# sump design for my 300 sa/ca tank



## rotccapt (May 31, 2011)

hi all i am working on a design for my new acrylic sump for a 300 gallon tank i am wanting to build the sump using 3/8 cell cast acrylic for the entire build. external dimensions will be 21" wide by 20" tall and 30" long.

i will have three 4" diameter by 14" long filter socks for mechanical filtration and my bio chamber will hold around 11 gallons of bio media.
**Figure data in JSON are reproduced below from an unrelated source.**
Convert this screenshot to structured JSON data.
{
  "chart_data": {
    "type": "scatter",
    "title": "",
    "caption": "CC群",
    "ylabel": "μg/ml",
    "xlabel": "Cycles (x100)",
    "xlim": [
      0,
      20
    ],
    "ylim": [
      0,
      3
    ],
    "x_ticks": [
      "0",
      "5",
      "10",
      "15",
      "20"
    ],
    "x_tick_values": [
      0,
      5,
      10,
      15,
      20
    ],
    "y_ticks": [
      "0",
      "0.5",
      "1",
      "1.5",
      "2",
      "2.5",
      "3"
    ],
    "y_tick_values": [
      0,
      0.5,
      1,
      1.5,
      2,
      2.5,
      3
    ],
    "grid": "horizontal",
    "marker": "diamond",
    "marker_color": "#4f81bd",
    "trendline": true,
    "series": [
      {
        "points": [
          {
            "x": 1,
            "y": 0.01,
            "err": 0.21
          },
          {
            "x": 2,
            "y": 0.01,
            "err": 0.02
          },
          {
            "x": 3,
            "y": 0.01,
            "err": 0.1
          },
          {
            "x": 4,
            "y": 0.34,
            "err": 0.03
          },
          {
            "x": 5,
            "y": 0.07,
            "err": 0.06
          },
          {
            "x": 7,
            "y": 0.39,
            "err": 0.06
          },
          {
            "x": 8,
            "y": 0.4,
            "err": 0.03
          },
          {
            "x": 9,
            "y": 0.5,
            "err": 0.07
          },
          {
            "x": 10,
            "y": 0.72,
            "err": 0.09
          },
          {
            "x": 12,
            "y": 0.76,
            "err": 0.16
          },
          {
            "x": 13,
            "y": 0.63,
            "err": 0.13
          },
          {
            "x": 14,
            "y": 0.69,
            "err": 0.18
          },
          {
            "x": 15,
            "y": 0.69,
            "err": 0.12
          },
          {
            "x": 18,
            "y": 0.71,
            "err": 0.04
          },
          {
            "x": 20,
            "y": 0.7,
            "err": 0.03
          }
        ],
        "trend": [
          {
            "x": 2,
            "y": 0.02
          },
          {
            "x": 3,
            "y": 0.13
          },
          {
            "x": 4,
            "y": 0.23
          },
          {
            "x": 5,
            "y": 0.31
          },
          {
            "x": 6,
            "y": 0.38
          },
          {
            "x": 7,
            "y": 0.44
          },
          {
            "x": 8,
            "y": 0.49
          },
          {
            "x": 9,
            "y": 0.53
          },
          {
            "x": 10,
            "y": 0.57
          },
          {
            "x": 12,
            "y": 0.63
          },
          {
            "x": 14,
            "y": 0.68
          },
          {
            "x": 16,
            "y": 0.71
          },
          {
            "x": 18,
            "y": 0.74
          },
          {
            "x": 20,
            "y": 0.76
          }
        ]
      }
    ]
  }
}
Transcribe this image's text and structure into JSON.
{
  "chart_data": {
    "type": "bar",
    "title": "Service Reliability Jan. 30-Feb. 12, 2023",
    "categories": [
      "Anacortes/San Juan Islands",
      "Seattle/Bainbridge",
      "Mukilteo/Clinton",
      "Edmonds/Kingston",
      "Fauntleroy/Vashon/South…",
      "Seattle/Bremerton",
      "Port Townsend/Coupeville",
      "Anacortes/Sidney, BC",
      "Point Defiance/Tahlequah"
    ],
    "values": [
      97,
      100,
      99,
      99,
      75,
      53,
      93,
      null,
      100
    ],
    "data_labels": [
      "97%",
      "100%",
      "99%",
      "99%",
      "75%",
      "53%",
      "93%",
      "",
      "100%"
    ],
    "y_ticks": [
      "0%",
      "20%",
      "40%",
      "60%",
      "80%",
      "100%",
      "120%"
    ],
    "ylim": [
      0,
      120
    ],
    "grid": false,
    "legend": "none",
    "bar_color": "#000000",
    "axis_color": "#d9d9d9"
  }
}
so my question is when i throw the dimensions into an acrylic calculator it is suggested to use 1/2 inch acrylic but since the tank will have the internal baffles do i really need 1/2 inch acrylic or can i get away with 3/8 inch? also the water in the biggest section will not be all the way to the top maybe half except during a power failure or feeding time

here is a pic of my sump the blue screen is just a stand in this will be a drip tray i am just lazy and did not feel like making all those holes in my drawing also the first cylinder you see next to the three holes is where the water from the tank will enter the sump this will be a caped off section of pipe that will allow the water from the tank to enter the sump below the water level to help quiet it down


----------



## lexi73 (May 2, 2008)

So this looks good....although i think you should add one additional wall after the bio media for a sponge / bubble trap.


----------



## WhitzEnd (May 2, 2011)

It looks like the aqueon proflex bubble tube inlet is a popular idea. I did the same thing on my sump. I agree with lexi on the bubble trap though. I have 2 bubble trap walls with sponges in them AND the bubble trapping inlet tube.










Other than that your design looks solid. In a sump that big though, 2 7-inch filter socks would get you more surface area than the 3 4-inchers. You could turn the inlet and wet dry sections sideways to accommodate them.

My initial design had them sideways.


----------



## Secretninja (Dec 25, 2011)

I think you need an inch or 2 of bracing around the top.


----------



## rotccapt (May 31, 2011)

i will have to play with my design a bit i might look at the 7 inchers. so if i put a 2 inch brace around the top would 3/8 acrylic be ok for this design?

on a side note i love sketchup it is awsome for this kind of research


----------